In Adobe's mostly upbeat May quarter earnings report, which has its shares up about 4% in Wednesday trading, the company disclosed that its Digital Experience segment, which includes its marketing/advertising, e-commerce and customer analytics software offerings, saw revenue grow 34% annually to $784 million. Last year's acquisitions of marketing automation software firm Marketo and e-commerce software firm Magento helped, but Adobe indicated on its earnings call that organic growth for various marketing/advertising software products also improved.
Adobe forecasts its Digital Experience revenue will also grow 34% during its August quarter. Much like its bread-and-butter Digital Media business, the lion's share of Adobe's Digital Experience revenue now comes from software subscriptions; the segment's subscription revenue totaled $654 million last quarter.
Salesforce, for its part, reported two weeks ago that its Marketing and Commerce Cloud segment saw revenue rise 33% during the company's April quarter to $561 million. Though Salesforce did buy marketing analytics software firm Datorama for $800 million in July 2018, this growth appears to be mostly organic. Previously, the company spent $2.5 billion in 2013 to buy marketing automation software firm ExactTarget, and $2.8 billion in 2016 to buy e-commerce software firm Demandware.
Aiding both companies: Enterprise software spending has been healthy, and (as chief marketing officers see their IT budgets grow) marketing/advertising software spend has been growing faster than the enterprise software market at-large. The online ad market's continued growth has helped fuel greater investments in the space, as have efforts by businesses to take a more integrated approach towards engaging with current and potential customers across channels such as websites, apps, social media platforms and retail stores.
Share gains against major historical rivals such as Oracle (ORCL) and IBM (IBM) might also be helping Adobe and Salesforce out. While Oracle doesn't break out its marketing/advertising software revenue, Bloomberg reported earlier this year that Oracle's Data Cloud ad software business, which was pieced together via several acquisitions, had carried out layoffs and had been stung by Facebook's (FB) efforts (following the Cambridge Analytica scandal) to restrict the use of offline purchase data to deliver targeted ads.
IBM, meanwhile, recently struck a deal to sell its marketing and commerce software business to private Centerbridge Partners. Last October, Big Blue had mentioned that marketing and commerce software was one of the software fields in which it was facing "challenges and headwinds."
Adobe and Salesforce both still appear to be investing aggressively in further growing their marketing software sales.
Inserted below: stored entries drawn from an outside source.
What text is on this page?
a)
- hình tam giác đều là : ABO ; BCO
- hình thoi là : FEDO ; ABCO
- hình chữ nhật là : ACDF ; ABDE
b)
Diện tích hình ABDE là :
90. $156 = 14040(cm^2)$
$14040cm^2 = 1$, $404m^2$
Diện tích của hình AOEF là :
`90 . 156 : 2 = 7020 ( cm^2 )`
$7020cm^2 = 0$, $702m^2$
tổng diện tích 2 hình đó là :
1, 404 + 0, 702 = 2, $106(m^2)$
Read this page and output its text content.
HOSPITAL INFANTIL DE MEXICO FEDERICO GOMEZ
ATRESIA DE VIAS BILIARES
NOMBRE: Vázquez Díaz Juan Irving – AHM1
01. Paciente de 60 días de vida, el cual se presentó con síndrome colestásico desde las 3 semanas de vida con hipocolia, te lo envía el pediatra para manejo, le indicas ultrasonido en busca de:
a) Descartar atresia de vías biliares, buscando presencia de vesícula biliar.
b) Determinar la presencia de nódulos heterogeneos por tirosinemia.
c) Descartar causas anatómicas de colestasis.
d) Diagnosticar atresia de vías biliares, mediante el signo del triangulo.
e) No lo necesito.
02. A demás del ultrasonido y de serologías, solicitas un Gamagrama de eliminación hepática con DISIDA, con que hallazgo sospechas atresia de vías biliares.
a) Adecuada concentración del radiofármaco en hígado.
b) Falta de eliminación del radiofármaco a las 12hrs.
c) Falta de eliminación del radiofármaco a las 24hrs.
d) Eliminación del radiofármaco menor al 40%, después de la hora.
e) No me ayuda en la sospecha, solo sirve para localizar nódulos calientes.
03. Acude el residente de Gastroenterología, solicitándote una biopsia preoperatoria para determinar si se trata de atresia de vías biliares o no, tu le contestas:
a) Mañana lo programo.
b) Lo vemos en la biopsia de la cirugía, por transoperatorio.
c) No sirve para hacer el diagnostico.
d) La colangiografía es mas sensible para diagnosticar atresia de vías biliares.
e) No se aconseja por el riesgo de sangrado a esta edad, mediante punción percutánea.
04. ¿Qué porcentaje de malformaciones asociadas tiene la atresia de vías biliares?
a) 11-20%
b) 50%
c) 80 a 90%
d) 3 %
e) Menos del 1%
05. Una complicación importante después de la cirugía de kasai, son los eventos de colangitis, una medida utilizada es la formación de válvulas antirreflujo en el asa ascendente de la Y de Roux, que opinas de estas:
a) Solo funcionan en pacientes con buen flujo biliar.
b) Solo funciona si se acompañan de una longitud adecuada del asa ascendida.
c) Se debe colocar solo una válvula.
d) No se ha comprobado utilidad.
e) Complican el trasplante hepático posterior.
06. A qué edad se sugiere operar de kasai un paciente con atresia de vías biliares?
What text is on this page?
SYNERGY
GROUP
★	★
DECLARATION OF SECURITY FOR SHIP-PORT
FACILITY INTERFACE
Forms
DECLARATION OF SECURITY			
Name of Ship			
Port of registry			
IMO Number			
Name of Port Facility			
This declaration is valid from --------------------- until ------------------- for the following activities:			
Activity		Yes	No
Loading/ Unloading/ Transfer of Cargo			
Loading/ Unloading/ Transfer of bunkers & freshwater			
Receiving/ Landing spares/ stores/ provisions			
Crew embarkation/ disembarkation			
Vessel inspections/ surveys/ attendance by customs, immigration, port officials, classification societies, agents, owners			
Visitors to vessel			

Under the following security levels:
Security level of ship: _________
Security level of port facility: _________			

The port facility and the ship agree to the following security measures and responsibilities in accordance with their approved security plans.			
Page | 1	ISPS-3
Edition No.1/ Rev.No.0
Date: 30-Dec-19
One area of interest for both as of late: Launching customer data platforms (CDPs) that provide an integrated view of the customer data a company has obtained about customers from various touchpoints and apps, with the goal of leveraging that data to engage more quickly and effectively with them.
On Tuesday, Salesforce, which estimates that its average client uses 15 "significant" data sources to understand their customers, unveiled a CDP that it claims will let companies "personalize every engagement based on a single view of the customer." Just a day earlier, Adobe rolled out a beta version of its CDP, which it unveiled in March. On Adobe's Tuesday earnings call, CEO Shantanu Narayen argued that the data provided by Adobe's popular content management offerings for marketers helps differentiate its CDP, as does the company's efforts to work with SAP (SAP) and Microsoft (MSFT) to ease data-sharing between each firm's apps.
AI/machine learning investments have also been an area of interest for each firm's marketing software businesses. Adobe has leveraged its Sensei AI platform to do things such as segment groups of potential customers into audiences, predict future customer actions and derive insights from how customers engage with websites and apps. Salesforce has used its Einstein AI platform to do things such as recommend when and how often to send e-mails, and to predict how customers will respond to marketing messages based on their past browsing and purchase activity.
Adobe's Digital Experience segment and Salesforce's Marketing and Commerce Cloud segments both get less media attention than other parts of their respective company's operations. But they've each become pretty important growth drivers.